Just to be sure, our results are still in line with the previous ones.
benchmarking Lookup Int (Randomized)/Data.Map.Lazy:1000000
time 79.75 ns (78.30 ns .. 81.66 ns)
benchmarking Lookup Int (Randomized)/Data.Map.Strict:1000000
time 77.79 ns (77.36 ns .. 78.37 ns)
benchmarking Lookup Int (Randomized)/Data.HashMap.Lazy:1000000
time 45.12 ns (44.96 ns .. 45.38 ns)
benchmarking Lookup Int (Randomized)/Data.HashMap.Strict:1000000
time 45.20 ns (44.91 ns .. 45.49 ns)
benchmarking Lookup Int (Randomized)/Data.IntMap.Lazy:1000000
time 80.78 ns (76.73 ns .. 85.77 ns)
benchmarking Lookup Int (Randomized)/Data.IntMap.Strict:1000000
time 73.59 ns (73.25 ns .. 74.25 ns)
Everyone should now be able to accurately estimate how long their benchmark program will take. The basic rule of thumb is 5s per call to bench
. If a function takes longer than ~500ms though, you have to multiply it by 15.
Allocation
The second major change is that allocation numbers are now more accurate. We can use this page for calculating allocations.
Here is benchmark that we can use to test:
-- Alloc.hs
module Main where
import Criterion.Main
main :: IO ()
main = defaultMain
[ bench "Bool" $ whnf (toEnum :: Int -> Bool) 0
-- ^ Should be 0, True and False are shared in memory
, bench "Char" $ whnf chr 0
-- ^ Should be 2 words, a single Char
]
Criterion lets you collect and analyze more data than just time. We can look at allocations with --regress allocated:iters
. This will report how much is allocated in a single iteration. We also need to turn on stat collection with +RTS -T
.
$ ./Alloc --regress allocated:iters +RTS -T
benchmarking primitives/Bool
iters 1.165e-7 (-1.831e-5 .. 2.058e-5)
benchmarking primitives/Char
iters 16.000 (16.000 .. 16.000)
The value after iters
is the number of bytes allocated per iteration. If we multiply our guess by 8 (because a word is 8 bytes on my machine), we see that they match. Here’s the output from before my change, but after a garbage collection change that improved the results greatly.

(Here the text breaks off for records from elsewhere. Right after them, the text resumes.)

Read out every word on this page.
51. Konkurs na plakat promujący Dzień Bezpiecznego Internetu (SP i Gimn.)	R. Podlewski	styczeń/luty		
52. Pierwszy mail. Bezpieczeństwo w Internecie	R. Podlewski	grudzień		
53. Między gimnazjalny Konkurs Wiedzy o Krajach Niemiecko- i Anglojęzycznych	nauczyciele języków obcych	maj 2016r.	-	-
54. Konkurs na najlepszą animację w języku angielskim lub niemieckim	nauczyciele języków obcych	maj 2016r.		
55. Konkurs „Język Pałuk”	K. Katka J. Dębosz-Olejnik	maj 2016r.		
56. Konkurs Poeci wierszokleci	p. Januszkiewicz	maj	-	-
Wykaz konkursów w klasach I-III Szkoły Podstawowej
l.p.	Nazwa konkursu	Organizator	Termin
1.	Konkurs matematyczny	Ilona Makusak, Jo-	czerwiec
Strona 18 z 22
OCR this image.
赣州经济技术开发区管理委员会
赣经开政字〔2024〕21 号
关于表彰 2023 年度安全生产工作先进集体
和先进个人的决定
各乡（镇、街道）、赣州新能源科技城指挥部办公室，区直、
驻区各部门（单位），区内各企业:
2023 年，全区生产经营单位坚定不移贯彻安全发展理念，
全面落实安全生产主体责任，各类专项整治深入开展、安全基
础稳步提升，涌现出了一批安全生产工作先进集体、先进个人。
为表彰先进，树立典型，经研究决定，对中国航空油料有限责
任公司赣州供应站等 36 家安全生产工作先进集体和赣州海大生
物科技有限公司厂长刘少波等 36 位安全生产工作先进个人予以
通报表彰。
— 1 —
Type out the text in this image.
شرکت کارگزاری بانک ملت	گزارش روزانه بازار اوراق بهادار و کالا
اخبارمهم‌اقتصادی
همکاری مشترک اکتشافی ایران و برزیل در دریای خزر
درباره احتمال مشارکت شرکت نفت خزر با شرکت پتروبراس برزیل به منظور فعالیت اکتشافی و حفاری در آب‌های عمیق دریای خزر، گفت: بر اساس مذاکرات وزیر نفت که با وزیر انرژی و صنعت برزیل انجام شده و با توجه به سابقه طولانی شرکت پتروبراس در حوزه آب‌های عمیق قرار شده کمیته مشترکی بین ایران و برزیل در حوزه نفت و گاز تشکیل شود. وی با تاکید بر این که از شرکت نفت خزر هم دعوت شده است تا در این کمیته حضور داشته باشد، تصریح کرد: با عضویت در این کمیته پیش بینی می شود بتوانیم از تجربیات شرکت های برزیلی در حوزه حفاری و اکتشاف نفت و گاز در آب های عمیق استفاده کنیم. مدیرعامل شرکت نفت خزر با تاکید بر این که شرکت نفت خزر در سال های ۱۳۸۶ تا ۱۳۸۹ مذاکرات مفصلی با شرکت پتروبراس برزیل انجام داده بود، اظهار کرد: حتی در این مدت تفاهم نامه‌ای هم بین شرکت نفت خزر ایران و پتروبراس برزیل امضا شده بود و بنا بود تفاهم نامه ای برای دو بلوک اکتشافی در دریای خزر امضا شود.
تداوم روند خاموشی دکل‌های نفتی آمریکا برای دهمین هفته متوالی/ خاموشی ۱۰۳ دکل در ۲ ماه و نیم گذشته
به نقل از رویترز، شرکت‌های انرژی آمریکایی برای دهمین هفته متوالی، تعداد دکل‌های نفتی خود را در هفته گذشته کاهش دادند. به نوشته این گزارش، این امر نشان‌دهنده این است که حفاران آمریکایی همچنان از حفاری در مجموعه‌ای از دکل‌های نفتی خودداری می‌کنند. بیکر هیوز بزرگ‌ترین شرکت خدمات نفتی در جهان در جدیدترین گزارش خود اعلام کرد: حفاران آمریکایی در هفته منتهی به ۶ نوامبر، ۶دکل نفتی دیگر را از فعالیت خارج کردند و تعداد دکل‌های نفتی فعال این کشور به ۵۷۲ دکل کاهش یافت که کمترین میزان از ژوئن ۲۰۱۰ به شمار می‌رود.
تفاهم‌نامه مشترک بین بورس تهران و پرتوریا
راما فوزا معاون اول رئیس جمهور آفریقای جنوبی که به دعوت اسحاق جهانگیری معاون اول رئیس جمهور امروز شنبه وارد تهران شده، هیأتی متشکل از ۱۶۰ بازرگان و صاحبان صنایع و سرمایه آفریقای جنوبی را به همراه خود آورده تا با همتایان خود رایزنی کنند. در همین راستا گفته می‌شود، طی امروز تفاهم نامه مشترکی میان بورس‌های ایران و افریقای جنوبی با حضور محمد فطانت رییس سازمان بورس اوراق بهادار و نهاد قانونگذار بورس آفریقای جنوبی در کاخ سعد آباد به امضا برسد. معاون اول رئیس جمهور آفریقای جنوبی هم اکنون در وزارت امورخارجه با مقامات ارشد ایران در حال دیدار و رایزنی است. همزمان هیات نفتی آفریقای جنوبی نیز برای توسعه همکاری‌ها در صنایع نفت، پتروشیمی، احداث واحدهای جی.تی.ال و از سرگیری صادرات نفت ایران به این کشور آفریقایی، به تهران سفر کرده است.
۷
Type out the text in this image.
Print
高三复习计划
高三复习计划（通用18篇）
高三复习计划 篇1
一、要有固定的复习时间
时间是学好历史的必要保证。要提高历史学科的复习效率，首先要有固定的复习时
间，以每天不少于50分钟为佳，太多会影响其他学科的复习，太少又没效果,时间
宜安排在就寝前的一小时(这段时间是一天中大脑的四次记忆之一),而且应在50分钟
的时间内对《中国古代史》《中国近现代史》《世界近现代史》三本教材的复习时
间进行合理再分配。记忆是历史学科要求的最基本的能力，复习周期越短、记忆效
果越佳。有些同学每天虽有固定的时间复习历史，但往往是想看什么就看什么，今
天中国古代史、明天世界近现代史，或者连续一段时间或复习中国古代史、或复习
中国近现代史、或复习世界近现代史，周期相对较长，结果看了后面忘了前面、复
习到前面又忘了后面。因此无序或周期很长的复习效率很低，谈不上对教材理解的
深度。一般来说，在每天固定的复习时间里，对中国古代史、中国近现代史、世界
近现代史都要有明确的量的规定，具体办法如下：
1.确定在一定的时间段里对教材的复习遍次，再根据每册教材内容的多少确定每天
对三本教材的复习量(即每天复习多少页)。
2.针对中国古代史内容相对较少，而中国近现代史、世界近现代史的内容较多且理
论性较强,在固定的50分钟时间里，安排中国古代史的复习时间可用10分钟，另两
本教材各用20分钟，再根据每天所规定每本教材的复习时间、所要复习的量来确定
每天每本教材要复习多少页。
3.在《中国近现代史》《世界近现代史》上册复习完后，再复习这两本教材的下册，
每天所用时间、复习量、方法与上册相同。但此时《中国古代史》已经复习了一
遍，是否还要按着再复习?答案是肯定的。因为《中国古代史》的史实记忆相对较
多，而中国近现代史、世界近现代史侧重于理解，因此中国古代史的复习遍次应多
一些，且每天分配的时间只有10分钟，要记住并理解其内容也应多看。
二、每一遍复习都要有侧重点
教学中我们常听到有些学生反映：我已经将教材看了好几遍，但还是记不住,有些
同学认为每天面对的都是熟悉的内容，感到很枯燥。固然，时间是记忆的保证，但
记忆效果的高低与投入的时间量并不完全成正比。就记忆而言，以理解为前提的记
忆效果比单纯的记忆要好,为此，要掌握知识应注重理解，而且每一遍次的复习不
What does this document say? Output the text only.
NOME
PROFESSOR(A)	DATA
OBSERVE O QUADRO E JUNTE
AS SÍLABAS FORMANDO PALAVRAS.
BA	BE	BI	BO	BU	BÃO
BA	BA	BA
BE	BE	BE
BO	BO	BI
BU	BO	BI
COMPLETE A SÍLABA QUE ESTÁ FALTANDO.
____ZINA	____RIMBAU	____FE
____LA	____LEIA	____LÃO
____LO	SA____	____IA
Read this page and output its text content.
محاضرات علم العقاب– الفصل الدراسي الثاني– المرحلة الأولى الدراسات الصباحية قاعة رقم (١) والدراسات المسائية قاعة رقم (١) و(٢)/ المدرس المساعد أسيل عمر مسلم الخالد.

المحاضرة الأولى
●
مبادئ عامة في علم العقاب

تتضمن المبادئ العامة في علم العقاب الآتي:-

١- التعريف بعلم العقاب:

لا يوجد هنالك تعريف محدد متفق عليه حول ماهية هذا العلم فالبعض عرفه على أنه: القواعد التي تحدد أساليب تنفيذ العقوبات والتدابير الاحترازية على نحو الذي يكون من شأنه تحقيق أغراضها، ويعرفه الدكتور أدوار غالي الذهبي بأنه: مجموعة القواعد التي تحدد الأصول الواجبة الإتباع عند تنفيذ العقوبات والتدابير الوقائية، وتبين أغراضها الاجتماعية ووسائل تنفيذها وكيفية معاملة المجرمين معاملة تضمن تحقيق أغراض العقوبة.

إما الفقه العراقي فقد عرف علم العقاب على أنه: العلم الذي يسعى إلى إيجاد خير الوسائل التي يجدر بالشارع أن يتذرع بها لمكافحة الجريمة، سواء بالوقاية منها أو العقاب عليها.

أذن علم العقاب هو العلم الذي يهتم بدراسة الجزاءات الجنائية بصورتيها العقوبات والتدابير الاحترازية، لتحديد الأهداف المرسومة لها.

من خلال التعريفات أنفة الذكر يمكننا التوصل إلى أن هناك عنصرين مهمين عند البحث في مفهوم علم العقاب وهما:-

benchmarking primitives/Bool
iters 32.000 (32.000 .. 32.000)
benchmarking primitives/Char
iters 48.000 (48.000 .. 48.000)
So I managed to save 32 bytes per iteration. Which not only makes the results cleaner, but also prevents the useless allocation of memory. For reference, currently the Char
benchmark runs for ~500 million iterations total. That comes out to 16GB of saved memory.
It turns out that the vast majority of the improvements came by switching to performMinorGC
instead of performGC
, but I think the other changes were worth it. When the number one suggestion for reasoning about Haskell code is “benchmark it”, your benchmarks better be pretty darn accurate.